Ironically, the motivation behind the FCC’s access reform order of a few years ago in FCC 11-161A1 was to end arbitrage. The FCC defined arbitrage to mean that IXCs were trying to change the characteristic of minutes to save money. The classic example would be to define minutes as Interstate if that was charged at a cheaper rate than intrastate, and vice versa.
And largely the FCC has succeeded. They required carriers to bring state and interstate rates into parity to eliminate jurisdictional arbitrage. They outlawed phantom traffic where carriers were removing the details in the call records that made it impossible to bill for them. And they outlawed traffic pumping of various types that were charging very high amounts to carriers for some very dubious minutes.
And this was all driven by the fact that the FCC and state commissions were getting inundated by complaints from carriers seeking redress from parties on both sides of the transactions.
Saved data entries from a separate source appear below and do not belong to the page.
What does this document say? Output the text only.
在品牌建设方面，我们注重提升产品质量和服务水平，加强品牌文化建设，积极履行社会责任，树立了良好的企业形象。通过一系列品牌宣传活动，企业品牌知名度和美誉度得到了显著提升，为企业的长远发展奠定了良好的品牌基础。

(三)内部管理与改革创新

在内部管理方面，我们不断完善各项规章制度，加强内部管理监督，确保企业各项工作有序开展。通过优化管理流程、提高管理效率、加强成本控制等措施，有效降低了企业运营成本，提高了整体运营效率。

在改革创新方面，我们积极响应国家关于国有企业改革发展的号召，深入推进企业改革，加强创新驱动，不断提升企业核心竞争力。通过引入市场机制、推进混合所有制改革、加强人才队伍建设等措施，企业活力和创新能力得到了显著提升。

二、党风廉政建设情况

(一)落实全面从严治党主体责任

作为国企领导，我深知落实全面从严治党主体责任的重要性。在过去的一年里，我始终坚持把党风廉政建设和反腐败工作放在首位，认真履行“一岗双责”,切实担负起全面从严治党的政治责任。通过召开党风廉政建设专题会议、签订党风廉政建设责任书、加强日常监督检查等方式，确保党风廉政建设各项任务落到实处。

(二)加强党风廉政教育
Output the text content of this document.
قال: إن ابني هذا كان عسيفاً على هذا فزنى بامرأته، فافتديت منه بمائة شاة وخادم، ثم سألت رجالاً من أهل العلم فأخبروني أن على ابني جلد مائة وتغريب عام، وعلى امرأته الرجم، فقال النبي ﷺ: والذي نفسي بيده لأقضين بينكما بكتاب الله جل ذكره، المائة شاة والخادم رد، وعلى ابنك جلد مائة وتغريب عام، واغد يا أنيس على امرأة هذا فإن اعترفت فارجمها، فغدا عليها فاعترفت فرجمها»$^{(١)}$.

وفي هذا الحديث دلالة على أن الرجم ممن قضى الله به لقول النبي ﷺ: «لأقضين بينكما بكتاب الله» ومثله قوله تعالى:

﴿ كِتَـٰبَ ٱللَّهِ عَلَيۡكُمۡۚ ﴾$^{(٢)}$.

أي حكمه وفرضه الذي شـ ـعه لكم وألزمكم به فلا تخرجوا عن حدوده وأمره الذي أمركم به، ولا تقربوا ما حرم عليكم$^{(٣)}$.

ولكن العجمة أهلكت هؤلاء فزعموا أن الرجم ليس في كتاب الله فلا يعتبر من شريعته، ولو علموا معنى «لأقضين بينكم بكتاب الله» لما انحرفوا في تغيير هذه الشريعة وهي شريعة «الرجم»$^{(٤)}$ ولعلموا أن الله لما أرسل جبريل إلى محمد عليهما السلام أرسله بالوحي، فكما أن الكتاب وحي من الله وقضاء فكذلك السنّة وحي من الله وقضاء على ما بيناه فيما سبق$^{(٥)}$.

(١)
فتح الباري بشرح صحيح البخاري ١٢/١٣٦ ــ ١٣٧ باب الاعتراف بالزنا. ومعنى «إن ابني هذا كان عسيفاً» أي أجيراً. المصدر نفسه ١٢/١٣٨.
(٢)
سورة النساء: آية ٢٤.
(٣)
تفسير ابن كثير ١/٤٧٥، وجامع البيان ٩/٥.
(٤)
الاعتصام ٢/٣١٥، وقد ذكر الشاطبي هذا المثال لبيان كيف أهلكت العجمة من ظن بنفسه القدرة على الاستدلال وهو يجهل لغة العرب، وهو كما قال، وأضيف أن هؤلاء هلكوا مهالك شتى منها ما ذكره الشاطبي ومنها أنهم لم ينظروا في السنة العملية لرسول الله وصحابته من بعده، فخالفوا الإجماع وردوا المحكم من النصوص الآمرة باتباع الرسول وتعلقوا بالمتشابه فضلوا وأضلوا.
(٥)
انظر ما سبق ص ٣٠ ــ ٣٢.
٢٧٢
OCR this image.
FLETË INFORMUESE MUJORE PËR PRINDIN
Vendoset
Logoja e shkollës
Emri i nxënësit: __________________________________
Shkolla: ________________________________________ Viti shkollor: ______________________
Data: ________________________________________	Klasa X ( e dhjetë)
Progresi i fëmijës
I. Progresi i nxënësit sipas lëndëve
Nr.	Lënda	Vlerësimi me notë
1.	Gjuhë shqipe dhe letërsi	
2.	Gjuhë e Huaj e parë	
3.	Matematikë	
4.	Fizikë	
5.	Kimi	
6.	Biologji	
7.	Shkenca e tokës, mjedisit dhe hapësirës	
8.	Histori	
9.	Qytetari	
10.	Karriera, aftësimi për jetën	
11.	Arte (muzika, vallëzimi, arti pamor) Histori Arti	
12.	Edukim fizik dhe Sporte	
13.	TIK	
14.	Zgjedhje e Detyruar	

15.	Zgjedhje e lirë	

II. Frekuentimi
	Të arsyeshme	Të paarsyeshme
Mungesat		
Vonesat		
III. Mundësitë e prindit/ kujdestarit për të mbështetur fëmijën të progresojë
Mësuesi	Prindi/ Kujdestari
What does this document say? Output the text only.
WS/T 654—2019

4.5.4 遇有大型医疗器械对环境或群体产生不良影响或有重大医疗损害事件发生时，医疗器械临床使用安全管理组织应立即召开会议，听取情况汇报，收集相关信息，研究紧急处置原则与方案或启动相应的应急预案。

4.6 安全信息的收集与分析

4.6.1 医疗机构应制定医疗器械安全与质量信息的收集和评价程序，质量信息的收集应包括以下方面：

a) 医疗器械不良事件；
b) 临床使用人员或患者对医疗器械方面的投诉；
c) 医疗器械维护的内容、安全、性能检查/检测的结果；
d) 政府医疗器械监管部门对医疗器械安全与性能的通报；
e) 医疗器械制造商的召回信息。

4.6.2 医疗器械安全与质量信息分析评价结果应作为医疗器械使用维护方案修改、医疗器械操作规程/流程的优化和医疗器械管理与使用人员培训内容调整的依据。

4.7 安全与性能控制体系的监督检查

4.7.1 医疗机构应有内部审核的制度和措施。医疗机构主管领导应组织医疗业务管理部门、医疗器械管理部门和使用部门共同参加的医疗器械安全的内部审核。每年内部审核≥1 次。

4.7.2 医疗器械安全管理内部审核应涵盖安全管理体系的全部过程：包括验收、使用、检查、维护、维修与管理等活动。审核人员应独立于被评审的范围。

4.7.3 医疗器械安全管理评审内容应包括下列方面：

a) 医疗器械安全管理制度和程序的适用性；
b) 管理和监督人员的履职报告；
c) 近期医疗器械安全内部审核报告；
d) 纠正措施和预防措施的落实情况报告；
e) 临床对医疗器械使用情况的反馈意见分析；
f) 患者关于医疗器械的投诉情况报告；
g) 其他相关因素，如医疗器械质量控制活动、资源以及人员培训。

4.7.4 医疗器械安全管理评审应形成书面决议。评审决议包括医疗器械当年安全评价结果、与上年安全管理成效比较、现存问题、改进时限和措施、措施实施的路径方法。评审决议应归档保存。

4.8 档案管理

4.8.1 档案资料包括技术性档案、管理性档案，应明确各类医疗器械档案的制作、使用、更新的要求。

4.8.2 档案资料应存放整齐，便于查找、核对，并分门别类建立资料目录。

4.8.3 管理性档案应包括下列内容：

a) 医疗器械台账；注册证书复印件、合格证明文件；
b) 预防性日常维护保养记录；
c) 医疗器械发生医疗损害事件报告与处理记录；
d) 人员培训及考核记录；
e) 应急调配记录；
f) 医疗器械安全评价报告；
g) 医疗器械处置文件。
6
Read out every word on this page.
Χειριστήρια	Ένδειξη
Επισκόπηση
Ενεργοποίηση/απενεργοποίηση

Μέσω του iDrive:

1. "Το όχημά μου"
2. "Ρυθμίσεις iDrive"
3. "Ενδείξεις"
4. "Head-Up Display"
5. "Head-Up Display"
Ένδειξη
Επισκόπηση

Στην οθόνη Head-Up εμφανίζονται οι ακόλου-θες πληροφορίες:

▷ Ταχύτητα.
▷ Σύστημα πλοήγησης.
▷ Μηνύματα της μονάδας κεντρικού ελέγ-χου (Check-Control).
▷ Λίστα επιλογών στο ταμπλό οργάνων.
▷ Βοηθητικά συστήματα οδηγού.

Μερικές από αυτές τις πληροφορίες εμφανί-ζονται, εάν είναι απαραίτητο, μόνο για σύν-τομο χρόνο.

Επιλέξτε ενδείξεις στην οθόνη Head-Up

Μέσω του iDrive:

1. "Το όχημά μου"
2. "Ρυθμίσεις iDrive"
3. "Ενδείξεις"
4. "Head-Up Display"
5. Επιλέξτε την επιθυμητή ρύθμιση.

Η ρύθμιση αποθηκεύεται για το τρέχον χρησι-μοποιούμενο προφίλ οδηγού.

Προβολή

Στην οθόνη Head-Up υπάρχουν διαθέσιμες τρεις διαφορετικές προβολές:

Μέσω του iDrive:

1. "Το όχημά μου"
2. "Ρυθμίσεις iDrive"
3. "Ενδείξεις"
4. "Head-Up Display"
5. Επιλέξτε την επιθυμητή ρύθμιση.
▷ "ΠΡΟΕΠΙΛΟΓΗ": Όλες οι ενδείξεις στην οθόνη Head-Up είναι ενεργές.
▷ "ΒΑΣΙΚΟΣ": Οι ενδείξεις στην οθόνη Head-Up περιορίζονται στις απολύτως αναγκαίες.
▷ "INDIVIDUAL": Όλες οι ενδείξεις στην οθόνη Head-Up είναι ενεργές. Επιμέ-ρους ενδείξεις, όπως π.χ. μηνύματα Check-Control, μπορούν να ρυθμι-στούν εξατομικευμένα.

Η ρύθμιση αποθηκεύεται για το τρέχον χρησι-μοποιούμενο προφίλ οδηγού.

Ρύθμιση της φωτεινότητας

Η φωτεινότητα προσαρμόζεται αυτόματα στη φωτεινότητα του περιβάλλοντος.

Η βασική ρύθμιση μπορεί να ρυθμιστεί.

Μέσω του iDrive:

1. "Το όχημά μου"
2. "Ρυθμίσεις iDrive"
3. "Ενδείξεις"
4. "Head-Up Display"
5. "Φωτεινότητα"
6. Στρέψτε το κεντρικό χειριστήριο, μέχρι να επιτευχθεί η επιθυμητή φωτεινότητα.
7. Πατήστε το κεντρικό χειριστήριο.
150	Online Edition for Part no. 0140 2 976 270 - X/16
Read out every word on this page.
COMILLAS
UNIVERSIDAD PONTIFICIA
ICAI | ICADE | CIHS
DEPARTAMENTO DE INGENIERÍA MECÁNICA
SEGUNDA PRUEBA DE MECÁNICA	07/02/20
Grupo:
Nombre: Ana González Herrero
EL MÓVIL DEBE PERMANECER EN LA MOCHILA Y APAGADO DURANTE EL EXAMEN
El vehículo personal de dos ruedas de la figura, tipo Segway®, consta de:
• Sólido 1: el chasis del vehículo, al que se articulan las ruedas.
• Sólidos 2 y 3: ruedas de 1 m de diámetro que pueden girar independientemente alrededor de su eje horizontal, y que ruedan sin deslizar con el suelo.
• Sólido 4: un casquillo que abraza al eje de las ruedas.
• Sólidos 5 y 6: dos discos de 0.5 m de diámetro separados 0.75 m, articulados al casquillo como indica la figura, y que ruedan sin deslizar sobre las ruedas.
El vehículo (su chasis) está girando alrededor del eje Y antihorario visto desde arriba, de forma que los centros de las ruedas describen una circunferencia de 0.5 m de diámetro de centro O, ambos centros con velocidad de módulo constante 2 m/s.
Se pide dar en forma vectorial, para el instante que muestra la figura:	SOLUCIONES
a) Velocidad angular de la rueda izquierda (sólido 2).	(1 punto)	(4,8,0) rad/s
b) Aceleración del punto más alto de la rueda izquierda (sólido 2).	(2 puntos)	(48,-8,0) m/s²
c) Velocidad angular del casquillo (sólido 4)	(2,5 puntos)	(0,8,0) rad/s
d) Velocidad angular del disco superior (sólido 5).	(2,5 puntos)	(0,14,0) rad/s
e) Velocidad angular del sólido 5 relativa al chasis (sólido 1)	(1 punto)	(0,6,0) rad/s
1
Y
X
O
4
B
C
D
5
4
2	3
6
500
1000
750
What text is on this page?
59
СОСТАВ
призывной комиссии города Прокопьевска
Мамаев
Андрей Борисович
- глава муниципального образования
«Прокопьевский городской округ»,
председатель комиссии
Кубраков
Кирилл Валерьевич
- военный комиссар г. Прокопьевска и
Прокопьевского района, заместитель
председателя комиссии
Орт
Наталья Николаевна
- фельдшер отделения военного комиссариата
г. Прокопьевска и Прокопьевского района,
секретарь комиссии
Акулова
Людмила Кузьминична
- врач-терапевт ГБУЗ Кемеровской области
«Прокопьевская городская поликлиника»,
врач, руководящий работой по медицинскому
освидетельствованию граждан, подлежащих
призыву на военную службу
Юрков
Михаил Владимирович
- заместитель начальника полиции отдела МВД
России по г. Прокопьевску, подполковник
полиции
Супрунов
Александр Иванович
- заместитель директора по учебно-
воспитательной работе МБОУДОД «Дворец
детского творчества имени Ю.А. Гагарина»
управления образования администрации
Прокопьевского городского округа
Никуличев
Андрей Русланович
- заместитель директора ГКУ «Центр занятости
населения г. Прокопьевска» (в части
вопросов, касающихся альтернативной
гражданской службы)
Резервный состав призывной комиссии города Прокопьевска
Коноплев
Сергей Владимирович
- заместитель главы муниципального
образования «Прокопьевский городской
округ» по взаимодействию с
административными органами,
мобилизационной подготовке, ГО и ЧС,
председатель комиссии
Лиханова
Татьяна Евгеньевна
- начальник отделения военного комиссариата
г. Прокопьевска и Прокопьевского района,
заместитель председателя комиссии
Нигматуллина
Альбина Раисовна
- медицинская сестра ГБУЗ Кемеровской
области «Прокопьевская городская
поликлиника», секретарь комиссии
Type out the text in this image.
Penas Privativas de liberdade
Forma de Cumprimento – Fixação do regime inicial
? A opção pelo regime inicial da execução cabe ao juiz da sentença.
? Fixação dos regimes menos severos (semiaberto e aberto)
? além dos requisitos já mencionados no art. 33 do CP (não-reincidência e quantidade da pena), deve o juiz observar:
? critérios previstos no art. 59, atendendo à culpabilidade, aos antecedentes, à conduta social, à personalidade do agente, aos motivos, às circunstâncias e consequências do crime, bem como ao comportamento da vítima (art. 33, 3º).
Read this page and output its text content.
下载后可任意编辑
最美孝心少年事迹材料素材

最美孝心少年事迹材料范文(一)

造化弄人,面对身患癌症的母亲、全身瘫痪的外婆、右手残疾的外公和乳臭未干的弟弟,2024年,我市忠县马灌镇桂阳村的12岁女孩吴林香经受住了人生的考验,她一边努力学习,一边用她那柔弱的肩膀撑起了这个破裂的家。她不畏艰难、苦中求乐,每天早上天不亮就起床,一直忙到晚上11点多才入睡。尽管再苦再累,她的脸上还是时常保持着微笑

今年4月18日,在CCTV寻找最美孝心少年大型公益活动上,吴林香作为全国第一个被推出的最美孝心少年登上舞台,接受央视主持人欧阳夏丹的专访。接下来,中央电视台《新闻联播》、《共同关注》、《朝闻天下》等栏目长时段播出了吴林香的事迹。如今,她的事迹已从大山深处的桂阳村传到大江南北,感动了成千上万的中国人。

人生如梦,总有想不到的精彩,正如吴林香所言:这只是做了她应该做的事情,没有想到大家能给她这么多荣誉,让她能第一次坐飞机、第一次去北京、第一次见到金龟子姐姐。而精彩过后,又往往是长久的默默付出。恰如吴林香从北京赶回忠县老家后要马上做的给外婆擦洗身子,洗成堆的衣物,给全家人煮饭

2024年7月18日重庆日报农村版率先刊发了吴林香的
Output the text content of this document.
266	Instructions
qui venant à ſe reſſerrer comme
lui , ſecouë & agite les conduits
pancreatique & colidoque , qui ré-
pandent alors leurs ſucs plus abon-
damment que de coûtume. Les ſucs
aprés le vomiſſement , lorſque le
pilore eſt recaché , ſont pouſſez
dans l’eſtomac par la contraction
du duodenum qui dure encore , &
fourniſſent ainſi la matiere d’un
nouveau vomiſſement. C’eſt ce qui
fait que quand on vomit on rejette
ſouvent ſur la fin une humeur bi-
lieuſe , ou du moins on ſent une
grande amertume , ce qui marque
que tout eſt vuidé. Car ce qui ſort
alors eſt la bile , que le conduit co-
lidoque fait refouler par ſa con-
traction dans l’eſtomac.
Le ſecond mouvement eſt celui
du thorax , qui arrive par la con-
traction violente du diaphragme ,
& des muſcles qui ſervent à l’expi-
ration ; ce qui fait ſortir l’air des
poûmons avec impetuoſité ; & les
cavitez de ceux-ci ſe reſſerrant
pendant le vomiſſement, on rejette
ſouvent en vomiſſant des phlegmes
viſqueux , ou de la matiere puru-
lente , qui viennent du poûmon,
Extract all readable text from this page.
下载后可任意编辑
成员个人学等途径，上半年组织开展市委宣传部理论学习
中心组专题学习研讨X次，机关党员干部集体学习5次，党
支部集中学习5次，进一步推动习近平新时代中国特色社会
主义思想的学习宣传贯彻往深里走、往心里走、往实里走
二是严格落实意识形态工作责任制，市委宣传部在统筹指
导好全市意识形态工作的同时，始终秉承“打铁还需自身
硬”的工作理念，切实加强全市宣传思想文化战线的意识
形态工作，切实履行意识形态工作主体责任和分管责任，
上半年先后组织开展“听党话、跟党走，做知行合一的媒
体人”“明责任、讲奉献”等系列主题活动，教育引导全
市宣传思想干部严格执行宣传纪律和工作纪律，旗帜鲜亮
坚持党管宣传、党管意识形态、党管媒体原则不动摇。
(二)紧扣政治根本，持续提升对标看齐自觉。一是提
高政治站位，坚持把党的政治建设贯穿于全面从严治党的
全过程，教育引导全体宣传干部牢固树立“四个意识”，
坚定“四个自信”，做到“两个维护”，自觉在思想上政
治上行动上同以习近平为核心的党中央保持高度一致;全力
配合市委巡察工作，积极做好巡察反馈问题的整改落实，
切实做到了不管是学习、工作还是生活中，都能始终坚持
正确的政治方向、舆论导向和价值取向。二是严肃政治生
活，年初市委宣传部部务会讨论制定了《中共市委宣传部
So one of the motivating factors behind the new rules was to eliminate the number of complaints they were seeing, and it seems to have worked. There are certainly still things that carriers argue about, but to a large degree the arguments over rate arbitrage are over.
All except in one instance. There was one part of the ruling that actually is leading to a whole new rash of disputes between carriers and that will end at commissions in the form of disputes. In the same docket the FCC reminded us that cellular calls that stay within the same MTA are local calls. MTA are Metropolitan Trading Areas that are defined by Rand McNally and that generally define large circles of common economic interest. Some wireless licenses such as PCS were granted using MTAs as the boundaries.
So the FCC reminded us that calls that stay within an MTA are local (and always have been). This means that a call that goes from a south suburb of Chicago to a west suburb will be free for a wireless carriers but may be long distance for a landline carrier.
But the real world treatment of these calls has always been somewhat complicated. If a wireless carrier negotiated an interconnection agreement with a telco or CLEC, then reciprocal compensation was used to pay each other for handing off calls between the two networks. But if no such agreement was ever negotiated, then these calls were billed by access charges by the telco as if they were a long distance call. The cellular companies had interconnection agreements with all of the large telcos, but they often did not bother to ask for them with smaller companies due to the much smaller volumes of traffic.
The FCC access reform order says that cellular intraMTA calls are now to be settled only using reciprocal compensation instead of access. But the order then went on to say that the reciprocal compensation rate for terminating cellular calls is now zero. So cellular companies now get free termination of their intraMTA calls at telcos and CLECs.
This sounds pretty straightforward until you think about the nature of cellular traffic. It is nearly impossible for a telco to know which cellular calls are intraMTA because you can’t tell by the phone numbers. Cellular phones can roam anywhere and further, there is number portability between landline telephone numbers and cellular numbers.
Take the example of where I live in southwest Florida. In my town in the winter the population more than doubles and the area is flooded by cell phones that come from somewhere up north. When those people call a local business, those calls are going to be intraMTA, even though by looking at the two numbers one would think they are interstate.
If the cellular companies were honest about reporting the jurisdiction of these calls there would not be an issue. But the arbitrage comes in when the wireless companies hand these calls off to intermediate long distance companies who then try to claim that almost all of the calls they send should be terminated for free. That is a classic definition of an arbitrage situation and telcos are being asked to charge nothing to terminate any cellular calls. And they don’t have the facts to fight this. They can’t tell if a call from a New York number is intraMTA without knowing the cell site where the call was originated – which is something that is not included in the call detail record.
And so telcos and CLECs are losing a lot of legitimate access charges for cellular traffic because the carriers bringing them these calls are asking to terminating them for free and are disputing any charges. This is one area where there was not a lot of fights in the past, but the FCC has created a new arbitrage situation by not thinking through how difficult it is to know the jurisdiction of cellular traffic.